The “concept” behind Spamilton (if I can use such a formal word with such a freewheeling show) is that composer/lyricist Miranda is trying to top his mega-hit with an even bigger show. And with that loose framework Alessandrini, using existing melodies by Miranda (and others) spends at least half of this 90-minute show poking fun at Hamilton and, later, lots of other current Broadway hits.
Forbidden regular Gerry McIntrye directs an extremely fast-paced and high energy production; one of the strongest features of Spamilton is that thanks to McIntrye and the nature of the material you don’t have time to be bored – if one joke isn’t to your liking, just wait a half-second because there’s another one hurtling down the road.

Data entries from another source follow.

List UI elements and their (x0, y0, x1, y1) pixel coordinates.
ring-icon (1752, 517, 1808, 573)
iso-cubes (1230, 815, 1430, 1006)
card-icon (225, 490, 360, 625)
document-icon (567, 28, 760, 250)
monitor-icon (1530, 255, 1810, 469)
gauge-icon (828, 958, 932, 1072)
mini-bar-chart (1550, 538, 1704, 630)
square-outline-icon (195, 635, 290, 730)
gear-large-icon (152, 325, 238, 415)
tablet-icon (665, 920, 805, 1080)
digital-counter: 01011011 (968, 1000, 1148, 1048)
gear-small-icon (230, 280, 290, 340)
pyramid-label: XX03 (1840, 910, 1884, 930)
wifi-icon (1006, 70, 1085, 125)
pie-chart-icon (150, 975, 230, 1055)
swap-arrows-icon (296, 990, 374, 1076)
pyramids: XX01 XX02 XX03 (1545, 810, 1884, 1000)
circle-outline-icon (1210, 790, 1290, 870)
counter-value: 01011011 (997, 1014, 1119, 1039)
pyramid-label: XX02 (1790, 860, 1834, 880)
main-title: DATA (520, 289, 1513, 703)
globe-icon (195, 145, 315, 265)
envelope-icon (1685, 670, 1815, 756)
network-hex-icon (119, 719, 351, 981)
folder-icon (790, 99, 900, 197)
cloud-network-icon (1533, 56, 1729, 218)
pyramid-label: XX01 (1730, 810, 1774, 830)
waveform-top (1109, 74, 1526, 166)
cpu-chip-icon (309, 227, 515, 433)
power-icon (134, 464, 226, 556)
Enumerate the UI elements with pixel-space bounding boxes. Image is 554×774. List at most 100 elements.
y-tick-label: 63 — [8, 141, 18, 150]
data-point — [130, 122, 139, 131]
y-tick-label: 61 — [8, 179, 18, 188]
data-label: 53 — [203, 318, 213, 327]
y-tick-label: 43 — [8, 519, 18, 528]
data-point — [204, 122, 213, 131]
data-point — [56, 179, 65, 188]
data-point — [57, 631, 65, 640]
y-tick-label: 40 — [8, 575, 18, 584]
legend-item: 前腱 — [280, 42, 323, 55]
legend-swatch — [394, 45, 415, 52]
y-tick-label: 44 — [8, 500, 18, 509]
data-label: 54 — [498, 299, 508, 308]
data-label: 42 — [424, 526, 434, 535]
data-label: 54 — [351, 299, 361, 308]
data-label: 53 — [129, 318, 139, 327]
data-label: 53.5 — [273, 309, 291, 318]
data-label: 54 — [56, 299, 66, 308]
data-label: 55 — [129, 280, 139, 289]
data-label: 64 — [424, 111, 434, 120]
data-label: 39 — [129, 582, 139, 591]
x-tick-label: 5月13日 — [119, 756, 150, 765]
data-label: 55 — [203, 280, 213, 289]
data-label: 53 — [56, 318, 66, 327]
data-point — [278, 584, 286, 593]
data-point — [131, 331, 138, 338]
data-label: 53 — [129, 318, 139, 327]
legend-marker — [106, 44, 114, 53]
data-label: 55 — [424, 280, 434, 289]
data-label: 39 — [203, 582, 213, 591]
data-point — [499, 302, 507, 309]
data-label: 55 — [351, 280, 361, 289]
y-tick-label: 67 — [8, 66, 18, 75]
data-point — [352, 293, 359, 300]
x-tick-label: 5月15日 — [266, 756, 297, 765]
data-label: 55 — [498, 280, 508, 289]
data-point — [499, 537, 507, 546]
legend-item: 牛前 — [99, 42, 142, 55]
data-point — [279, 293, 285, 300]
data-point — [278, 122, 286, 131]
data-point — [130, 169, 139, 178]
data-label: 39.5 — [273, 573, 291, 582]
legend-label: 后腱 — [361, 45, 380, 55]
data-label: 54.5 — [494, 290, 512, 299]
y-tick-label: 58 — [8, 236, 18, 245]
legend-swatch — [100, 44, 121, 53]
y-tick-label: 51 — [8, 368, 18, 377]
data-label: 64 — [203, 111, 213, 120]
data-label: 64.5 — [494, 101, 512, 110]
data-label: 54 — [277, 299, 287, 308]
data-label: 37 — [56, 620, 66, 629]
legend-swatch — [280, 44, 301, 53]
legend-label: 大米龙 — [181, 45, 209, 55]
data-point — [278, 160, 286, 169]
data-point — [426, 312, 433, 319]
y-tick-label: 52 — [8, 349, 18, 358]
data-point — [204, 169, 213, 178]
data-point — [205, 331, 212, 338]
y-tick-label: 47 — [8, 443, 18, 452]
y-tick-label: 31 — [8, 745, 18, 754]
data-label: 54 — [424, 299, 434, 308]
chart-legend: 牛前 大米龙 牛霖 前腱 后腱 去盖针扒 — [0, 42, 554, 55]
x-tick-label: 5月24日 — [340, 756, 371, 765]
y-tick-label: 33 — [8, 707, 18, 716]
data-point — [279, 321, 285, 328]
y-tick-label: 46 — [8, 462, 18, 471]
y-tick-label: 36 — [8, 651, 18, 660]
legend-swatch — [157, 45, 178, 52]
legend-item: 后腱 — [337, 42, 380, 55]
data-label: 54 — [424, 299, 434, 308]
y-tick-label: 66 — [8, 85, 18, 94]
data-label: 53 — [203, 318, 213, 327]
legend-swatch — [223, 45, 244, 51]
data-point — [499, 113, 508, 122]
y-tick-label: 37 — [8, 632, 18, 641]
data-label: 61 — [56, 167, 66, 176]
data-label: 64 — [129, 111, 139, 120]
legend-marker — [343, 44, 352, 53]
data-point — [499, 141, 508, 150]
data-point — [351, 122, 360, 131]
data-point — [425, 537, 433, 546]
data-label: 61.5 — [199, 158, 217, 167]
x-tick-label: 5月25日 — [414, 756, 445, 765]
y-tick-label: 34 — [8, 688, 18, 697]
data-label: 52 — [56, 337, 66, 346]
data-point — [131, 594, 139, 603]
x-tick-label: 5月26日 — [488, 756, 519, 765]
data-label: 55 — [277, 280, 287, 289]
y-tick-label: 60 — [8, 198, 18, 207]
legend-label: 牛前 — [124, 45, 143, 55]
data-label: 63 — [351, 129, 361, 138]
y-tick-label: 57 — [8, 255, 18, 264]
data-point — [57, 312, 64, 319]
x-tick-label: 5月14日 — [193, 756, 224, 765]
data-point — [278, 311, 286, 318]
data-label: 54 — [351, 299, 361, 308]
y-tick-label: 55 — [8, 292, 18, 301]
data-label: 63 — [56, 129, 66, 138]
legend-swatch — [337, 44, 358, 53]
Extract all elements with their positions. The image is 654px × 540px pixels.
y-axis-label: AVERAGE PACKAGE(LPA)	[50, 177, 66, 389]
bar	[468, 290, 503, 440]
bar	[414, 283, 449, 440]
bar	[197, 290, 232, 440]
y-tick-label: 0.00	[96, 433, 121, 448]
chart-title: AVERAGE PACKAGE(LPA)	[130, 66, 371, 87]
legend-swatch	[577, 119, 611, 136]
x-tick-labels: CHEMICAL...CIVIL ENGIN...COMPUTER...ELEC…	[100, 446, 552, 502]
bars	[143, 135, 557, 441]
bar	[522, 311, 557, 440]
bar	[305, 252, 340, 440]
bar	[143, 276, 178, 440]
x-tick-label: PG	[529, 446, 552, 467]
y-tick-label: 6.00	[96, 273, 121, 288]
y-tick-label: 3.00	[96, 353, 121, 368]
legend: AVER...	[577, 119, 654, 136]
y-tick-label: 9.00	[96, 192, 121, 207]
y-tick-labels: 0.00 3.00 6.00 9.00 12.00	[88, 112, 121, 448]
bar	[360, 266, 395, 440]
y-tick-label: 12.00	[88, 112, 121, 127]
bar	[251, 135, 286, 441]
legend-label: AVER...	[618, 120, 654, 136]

By far the biggest plus of this production is a five-person ensemble of such amazing talent, dexterity, and stamina that nothing seems beyond their reach. Because the targets of Spamilton are so varied, the performers’ abilities – by definition – must be as varied … and that’s absolutely no problem here.
Justin Lonesome, T. J. Newton, Erin Ramirez, LaTrea Rembert and Tru Verret-Fleming are an overwhelming tsunami of fierce energy flung out with total commitment to the material; I was breathless watching their performances, I can only imagine how much time they spend off-stage recuperating in oxygen tents. Even the remarkable pianist Nick Stamatakis gets his own number to shine.
But as with past Forbidden shows, I do feel the need to run the usual disclaimer: If you’re not a musical theater freak or familiar with Hamilton, I wonder what you’re opinion will be.
The whole thing is one inside joke after another and while you will certainly marvel at the work of the actors you’ll probably feel a little left out. To take one random example – there’s a number about Daveed Diggs playing Lafayette in the first act then Jefferson in the second.
And even though I am very familiar with Hamilton I did find the first part of the show a little flat … it’s one joke basically repeated over and over. In the second half, Alessandrini broadens his targets a bit and I enjoyed this section more. A funny take on Book of Mormon is a standout, but even here you need to know about Christian Borle’s Willy Wonka, Bob Fosse’s poses and which superstar presented Hamilton with its Tony Award for Best Musical in 2017.
If that sentence has little meaning for you, it’s probably best to stay away. But for the rest of us Spamilton’s a whole lot of fun.